When it comes to himself, he’s never been able to do the same .

“You think I stayed in that basement for two days interrogating her for my own health?” I ask. “Sure, it was for Wells, but it was also for you. I needed to know everything I could because if you were going to keep destroying yourself over this woman, I had to at least see if she was worth it.”

Silas doesn’t say anything, but I can see the tension roll through him.

“I understand her now,” I go on. “Maybe too much, to be honest. She told me things I didn’t even ask for that make a hell of a lot more sense now that I’ve had time to think about them. That’s why I let Natalie move her in.”

The muscle in his jaw flutters at the mention of the sore subject.

“I didn’t like it at first either, but Nat was probably onto something. Elena’s done everything right; answered every question without hesitation or attitude, kept her head down, shown remorse, and hasn’t stepped a toe out of line yet.”

I push off the desk, standing slowly. “I’m not saying I trust her, but I’m leaning toward believing her.”

Silas looks at me like I’ve just punched a hole through his chest.

I could leave with just that. Maybe I should.
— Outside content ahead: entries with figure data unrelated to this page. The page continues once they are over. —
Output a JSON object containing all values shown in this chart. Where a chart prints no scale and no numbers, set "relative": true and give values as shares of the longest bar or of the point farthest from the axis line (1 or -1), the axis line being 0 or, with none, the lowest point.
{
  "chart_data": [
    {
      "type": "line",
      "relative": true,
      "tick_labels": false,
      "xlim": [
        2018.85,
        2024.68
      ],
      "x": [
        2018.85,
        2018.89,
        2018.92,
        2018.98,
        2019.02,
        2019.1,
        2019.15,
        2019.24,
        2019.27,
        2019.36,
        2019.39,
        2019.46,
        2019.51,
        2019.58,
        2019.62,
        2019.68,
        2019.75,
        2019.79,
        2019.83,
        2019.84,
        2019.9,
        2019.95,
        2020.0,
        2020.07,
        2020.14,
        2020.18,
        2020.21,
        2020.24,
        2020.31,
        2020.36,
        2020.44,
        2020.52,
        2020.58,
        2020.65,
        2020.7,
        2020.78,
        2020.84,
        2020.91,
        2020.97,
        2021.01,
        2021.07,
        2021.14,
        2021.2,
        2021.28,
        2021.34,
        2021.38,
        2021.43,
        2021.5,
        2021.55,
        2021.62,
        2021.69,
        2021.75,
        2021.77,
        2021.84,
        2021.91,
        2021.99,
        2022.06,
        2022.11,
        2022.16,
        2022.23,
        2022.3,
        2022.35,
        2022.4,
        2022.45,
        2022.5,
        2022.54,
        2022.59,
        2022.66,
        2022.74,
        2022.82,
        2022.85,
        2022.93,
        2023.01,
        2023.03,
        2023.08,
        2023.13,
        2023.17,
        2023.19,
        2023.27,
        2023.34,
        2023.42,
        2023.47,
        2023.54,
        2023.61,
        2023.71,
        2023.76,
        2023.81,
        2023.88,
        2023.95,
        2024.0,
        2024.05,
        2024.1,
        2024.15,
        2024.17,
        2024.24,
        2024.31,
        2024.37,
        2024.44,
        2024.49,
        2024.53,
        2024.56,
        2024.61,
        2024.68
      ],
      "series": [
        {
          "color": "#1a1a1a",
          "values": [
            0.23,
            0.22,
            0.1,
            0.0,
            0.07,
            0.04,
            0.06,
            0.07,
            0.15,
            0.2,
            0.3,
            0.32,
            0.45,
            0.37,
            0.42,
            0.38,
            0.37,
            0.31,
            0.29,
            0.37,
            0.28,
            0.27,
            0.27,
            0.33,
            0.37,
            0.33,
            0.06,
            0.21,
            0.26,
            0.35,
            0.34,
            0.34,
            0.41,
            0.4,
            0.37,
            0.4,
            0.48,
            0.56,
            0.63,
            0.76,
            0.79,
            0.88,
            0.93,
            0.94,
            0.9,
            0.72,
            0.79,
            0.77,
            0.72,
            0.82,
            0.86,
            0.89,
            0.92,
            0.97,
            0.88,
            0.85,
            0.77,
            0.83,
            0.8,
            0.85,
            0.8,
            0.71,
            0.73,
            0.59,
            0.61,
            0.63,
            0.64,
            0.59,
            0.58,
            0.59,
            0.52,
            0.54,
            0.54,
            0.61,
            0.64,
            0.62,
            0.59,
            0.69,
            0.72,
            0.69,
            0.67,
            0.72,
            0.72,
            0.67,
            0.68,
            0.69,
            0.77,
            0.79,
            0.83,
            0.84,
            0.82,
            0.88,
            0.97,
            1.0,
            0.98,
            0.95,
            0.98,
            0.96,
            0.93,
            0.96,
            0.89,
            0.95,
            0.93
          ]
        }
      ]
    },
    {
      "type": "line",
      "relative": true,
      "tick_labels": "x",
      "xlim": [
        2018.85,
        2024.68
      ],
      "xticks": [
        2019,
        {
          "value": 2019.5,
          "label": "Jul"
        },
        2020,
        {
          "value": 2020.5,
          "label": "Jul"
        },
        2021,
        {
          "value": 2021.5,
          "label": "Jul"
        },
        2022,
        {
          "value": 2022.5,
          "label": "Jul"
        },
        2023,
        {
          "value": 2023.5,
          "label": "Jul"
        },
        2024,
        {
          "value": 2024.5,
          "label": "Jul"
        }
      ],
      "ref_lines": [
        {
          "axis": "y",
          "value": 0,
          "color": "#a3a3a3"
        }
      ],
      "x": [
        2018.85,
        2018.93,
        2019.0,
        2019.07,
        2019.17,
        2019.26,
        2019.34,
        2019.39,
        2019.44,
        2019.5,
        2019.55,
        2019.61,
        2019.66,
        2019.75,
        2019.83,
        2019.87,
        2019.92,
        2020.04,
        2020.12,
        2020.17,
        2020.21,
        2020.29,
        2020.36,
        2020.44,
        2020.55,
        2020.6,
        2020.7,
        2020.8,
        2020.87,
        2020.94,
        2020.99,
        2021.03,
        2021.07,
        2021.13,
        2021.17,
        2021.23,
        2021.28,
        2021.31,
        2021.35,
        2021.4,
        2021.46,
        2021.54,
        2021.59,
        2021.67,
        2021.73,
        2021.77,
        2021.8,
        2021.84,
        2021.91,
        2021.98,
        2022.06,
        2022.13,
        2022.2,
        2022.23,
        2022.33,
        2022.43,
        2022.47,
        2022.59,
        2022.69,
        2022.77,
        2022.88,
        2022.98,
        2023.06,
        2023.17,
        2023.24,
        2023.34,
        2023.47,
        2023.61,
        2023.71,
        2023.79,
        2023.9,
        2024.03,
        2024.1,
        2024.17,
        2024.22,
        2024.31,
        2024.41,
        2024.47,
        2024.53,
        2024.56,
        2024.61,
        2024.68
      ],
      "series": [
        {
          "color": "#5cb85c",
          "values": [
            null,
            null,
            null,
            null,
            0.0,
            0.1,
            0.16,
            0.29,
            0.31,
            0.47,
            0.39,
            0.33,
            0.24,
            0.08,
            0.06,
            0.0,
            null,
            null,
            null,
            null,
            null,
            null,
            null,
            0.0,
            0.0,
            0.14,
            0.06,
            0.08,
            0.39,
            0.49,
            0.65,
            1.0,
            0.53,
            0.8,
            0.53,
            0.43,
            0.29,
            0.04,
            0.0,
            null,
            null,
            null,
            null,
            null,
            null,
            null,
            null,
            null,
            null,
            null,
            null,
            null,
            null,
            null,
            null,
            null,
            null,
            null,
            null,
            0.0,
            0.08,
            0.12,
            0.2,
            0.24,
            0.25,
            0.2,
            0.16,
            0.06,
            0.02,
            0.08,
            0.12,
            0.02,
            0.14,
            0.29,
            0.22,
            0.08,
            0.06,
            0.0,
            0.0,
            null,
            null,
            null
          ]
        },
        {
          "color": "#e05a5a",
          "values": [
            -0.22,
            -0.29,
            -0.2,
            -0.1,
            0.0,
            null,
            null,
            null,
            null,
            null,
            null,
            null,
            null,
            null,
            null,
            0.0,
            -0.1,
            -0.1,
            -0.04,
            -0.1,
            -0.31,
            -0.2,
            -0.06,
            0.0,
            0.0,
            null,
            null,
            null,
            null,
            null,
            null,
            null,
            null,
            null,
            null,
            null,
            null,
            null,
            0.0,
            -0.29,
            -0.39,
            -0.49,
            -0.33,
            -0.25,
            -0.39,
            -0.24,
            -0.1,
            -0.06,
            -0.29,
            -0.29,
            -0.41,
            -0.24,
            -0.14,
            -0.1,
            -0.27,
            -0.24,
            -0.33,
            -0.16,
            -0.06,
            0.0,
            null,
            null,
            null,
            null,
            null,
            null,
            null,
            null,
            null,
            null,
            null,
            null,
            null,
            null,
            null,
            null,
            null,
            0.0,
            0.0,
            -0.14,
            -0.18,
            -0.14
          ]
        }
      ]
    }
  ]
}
But he always does better when I give him one last shove off the proverbial cliff and force him to figure out how the hell he’s going to land.

My movements to button my suit jacket are intentionally slow. “There’s no reason you can’t let yourself be happy. For whatever reason, she makes you happy, so why torture yourself when you just have it? She’d let you.”

I’m already turning toward the door. “It’s okay to change your mind,” I say over my shoulder and let him sit with it. Silas never lets something go once it gets under his skin.

And I just gave him plenty to think about.